43 See e.g. de Ly/Friedman/Radicati di Brozolo, op. cit., pp. 375-376; Michael Hwang and Katie Chung, Defining the Indefinable: Practical Problems of Confidentiality in Arbitration, Volume 26 Issue 5 JOURNAL OF INTERNATIONAL ARBITRATION, pp. 617-626 (2009); Georges Burn, Alison Pearsall, Exceptions to Confidentiality in International Arbitration, Special Supplement 2009 Confidentiality in Arbitration, ICC INTERNATIONAL COURT OF ARBITRATION BULLETIN, pp. 23-37 (2009); Leon E. Trackman, Confidentiality in International Commercial Arbitration, Volume 18 Issue 1 ARBITRATION INTERNATIONAL, pp. 1-18 Section IX (2002). 44 See e.g. FRY/GREENBERG/MAZZA, op. cit., para. 3-809; de Ly/Friedman/Radicati di Brozolo, op. cit., pp. 377-378.

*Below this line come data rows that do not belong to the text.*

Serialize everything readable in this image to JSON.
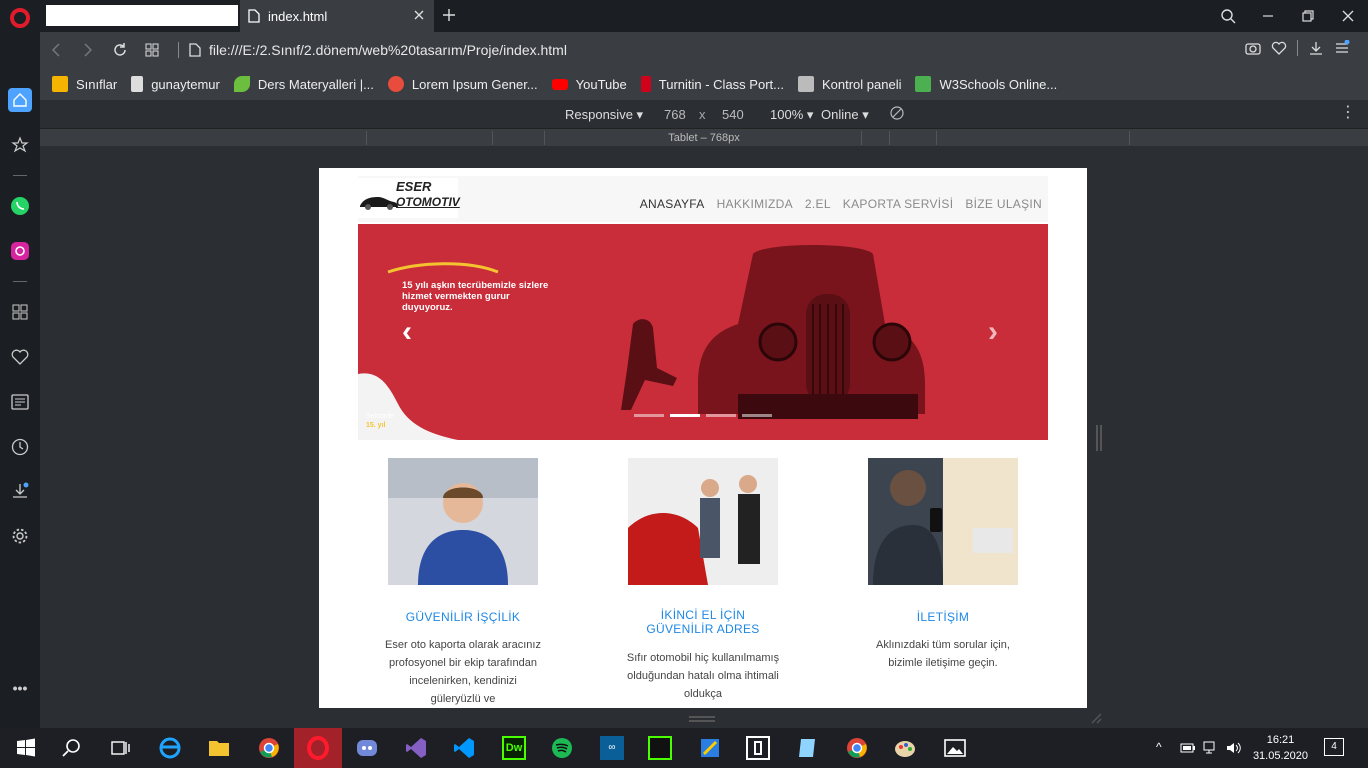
{
  "browser": {
    "tab_title": "index.html",
    "url": "file:///E:/2.Sınıf/2.dönem/web%20tasarım/Proje/index.html",
    "bookmarks": [
      {
        "label": "Sınıflar",
        "icon": "classroom-icon",
        "color": "#f4b400"
      },
      {
        "label": "gunaytemur",
        "icon": "document-icon",
        "color": "#dddddd"
      },
      {
        "label": "Ders Materyalleri |...",
        "icon": "leaf-icon",
        "color": "#6cbf3e"
      },
      {
        "label": "Lorem Ipsum Gener...",
        "icon": "lorem-icon",
        "color": "#e74c3c"
      },
      {
        "label": "YouTube",
        "icon": "youtube-icon",
        "color": "#ff0000"
      },
      {
        "label": "Turnitin - Class Port...",
        "icon": "turnitin-icon",
        "color": "#d0021b"
      },
      {
        "label": "Kontrol paneli",
        "icon": "panel-icon",
        "color": "#bbbbbb"
      },
      {
        "label": "W3Schools Online...",
        "icon": "w3schools-icon",
        "color": "#4caf50"
      }
    ]
  },
  "devtools": {
    "mode": "Responsive",
    "width": "768",
    "times": "x",
    "height": "540",
    "zoom": "100%",
    "network": "Online",
    "device_label": "Tablet – 768px"
  },
  "site": {
    "logo_line1": "ESER",
    "logo_line2": "OTOMOTIV",
    "menu": [
      "ANASAYFA",
      "HAKKIMIZDA",
      "2.EL",
      "KAPORTA SERVİSİ",
      "BİZE ULAŞIN"
    ],
    "slider": {
      "slogan": "15 yılı aşkın tecrübemizle sizlere hizmet vermekten gurur duyuyoruz.",
      "sector_label": "Sektörde",
      "sector_years": "15. yıl",
      "active_index": 1,
      "slide_count": 4
    },
    "cards": [
      {
        "title": "GÜVENİLİR İŞÇİLİK",
        "text": "Eser oto kaporta olarak aracınız profosyonel bir ekip tarafından incelenirken, kendinizi güleryüzlü ve"
      },
      {
        "title": "İKİNCİ EL İÇİN GÜVENİLİR ADRES",
        "text": "Sıfır otomobil hiç kullanılmamış olduğundan hatalı olma ihtimali oldukça"
      },
      {
        "title": "İLETİŞİM",
        "text": "Aklınızdaki tüm sorular için, bizimle iletişime geçin."
      }
    ]
  },
  "taskbar": {
    "time": "16:21",
    "date": "31.05.2020",
    "notifications": "4"
  },
  "colors": {
    "accent": "#1e88e5",
    "slider_bg": "#c92d3a",
    "opera_red": "#e01b2b"
  }
}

How to allow, but also protect, confidential evidence is not an easy task, and the perfect solution rarely exists but the examples discussed in this paper show that there is a lot of room for creativity, possibly more than one may think and that tailor-made solutions are what parties and tribunals should aim for.45 Beyond the obvious considerations of due process, relevance (and genuine confidentiality) of the information sought to be protected, there are two elements that appear essential to ensure that the right measures can be devised for each case and be effective in practice: a degree of trust between the parties and their counsel and a real engagement in the process on the part of the arbitral tribunal.

45 As pointed out by the Secretariat of the ICC, Article 22(3) of the 2012 ICC Rules, which allows the arbitral tribunal to issue orders to protect confidentiality, “places no limit on the arbitral tribunal’s creativity in making protective orders” (FRY/GREENBERG/MAZZA, op. cit., para. 3-812).